Commenting on the recent European Parliament Committee on Environment Public Health and Food Safety (ENVI) adoption of the carbon dioxide (CO2) emissions standard proposal for new heavy-duty vehicles (HDVs), Natural & bio Gas Vehicle Association (NGVA Europe) points out the missing opportunity to include already available cost-effective solutions with regard to the long-term decarbonisation target.

According to NGVA Europe, renewable gas transportation fuels such as liquefied biomethane (bioLNG) or compressed biomethane (bioCNG) are ready to play a fundamental role in heavy-duty vehicle (HDV) decarbonisation process.

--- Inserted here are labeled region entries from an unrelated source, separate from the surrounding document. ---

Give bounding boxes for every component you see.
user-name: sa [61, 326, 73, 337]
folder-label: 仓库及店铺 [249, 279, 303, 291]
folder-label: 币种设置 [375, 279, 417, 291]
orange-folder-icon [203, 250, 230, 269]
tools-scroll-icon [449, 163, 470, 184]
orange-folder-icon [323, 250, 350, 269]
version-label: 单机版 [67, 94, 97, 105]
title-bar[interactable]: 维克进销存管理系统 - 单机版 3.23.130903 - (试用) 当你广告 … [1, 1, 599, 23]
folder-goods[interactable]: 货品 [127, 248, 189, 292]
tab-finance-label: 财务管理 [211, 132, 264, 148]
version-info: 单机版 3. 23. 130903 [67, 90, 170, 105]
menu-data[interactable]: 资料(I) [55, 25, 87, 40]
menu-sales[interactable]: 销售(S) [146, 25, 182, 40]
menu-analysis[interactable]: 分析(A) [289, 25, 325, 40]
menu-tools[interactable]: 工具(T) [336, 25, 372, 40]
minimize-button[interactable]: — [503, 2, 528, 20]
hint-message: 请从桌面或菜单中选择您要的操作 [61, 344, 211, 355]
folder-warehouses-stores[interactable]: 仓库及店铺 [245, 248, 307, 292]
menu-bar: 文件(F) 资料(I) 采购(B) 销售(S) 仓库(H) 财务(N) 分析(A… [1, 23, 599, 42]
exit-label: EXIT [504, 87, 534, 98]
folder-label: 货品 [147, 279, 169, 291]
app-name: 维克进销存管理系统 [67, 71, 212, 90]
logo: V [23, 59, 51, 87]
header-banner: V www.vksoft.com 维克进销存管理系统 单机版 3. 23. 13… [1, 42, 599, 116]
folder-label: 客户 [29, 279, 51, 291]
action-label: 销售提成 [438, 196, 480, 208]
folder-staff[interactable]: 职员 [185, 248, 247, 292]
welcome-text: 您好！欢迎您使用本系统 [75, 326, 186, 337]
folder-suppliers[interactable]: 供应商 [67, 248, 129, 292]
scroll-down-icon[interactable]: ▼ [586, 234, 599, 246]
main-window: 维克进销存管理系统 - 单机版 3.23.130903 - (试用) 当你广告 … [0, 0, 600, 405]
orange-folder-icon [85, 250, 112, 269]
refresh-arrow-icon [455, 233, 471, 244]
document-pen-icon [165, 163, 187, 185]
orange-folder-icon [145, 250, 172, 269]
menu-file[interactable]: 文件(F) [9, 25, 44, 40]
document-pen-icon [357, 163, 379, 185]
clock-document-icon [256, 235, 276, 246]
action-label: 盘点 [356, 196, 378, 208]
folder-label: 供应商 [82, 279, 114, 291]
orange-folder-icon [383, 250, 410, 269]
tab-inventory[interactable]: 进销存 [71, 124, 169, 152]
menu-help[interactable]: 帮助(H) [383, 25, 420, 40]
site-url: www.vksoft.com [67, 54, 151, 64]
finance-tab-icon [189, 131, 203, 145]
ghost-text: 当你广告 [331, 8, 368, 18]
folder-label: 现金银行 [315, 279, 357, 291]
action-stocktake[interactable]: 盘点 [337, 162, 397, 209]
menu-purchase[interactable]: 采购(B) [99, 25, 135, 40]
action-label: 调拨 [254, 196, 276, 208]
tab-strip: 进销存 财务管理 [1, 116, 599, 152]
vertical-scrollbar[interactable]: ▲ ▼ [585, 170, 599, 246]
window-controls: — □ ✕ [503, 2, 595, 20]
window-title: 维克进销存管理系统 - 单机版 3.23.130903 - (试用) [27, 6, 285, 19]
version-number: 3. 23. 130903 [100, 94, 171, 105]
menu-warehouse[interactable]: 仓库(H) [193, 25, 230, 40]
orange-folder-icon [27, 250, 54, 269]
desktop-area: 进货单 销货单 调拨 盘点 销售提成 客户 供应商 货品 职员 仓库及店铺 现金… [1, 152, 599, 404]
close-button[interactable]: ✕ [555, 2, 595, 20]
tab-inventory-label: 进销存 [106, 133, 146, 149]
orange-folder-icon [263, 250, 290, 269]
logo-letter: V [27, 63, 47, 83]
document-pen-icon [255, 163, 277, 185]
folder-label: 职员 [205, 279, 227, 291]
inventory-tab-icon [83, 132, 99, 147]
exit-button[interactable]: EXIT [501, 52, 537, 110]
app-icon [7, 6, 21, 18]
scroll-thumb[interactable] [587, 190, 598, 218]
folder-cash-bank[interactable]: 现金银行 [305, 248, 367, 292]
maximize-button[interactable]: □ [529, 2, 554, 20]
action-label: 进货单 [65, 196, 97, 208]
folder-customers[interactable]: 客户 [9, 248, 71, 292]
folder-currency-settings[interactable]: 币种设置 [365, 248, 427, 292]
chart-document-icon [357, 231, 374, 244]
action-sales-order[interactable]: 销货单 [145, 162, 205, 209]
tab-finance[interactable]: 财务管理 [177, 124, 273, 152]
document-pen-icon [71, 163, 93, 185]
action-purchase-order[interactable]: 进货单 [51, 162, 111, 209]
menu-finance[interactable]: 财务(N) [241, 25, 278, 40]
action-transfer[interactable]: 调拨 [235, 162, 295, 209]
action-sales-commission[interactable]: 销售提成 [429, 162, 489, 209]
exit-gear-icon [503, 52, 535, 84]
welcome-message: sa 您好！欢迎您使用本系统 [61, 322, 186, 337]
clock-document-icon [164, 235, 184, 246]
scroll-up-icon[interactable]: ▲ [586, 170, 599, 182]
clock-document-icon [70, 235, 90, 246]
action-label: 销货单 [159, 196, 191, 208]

At a European Parliament Committee on Environment Public Health and Food Safety (ENVI) meeting on October 18, MEPs proposed a 35 percent reduction target, 5 percent higher than the European Commission’s 30 percent proposal, for new heavy-duty vehicles (HDVs) to reduce EU emissions by 2030, with an intermediate target of 20 percent by 2025.

Today, a truck running on our European roads with bioCNG or bioLNG emits on a Well-to-Wheel basis less than 5 g CO2/km per tonne of payload, and this is passing through the current approach of this legislation, said Andrea Gerini, Secretary-General, NGVA Europe.

For this reason, NGVA Europe will continue to ask for an early inclusion of a Well-to-Wheel mechanism. Renewable gas transportation fuels are ready to play a fundamental role in making the decarbonisation process start earlier in the heavy-duty sector.

But even under the current tailpipe emissions approach, natural gas results a key technology in the future transport scenario: natural gas provides a reduction in tailpipe CO2 emissions by 12 percent compared to fossil diesel, going up to 20 percent with the new solutions based on high-pressure direct injection system.

This, in combination with low pollutant emissions level and a reduction by 50 percent of the noise level compared to diesel, represents a “concrete answer” towards a more sustainable transport model NGVA Europe says.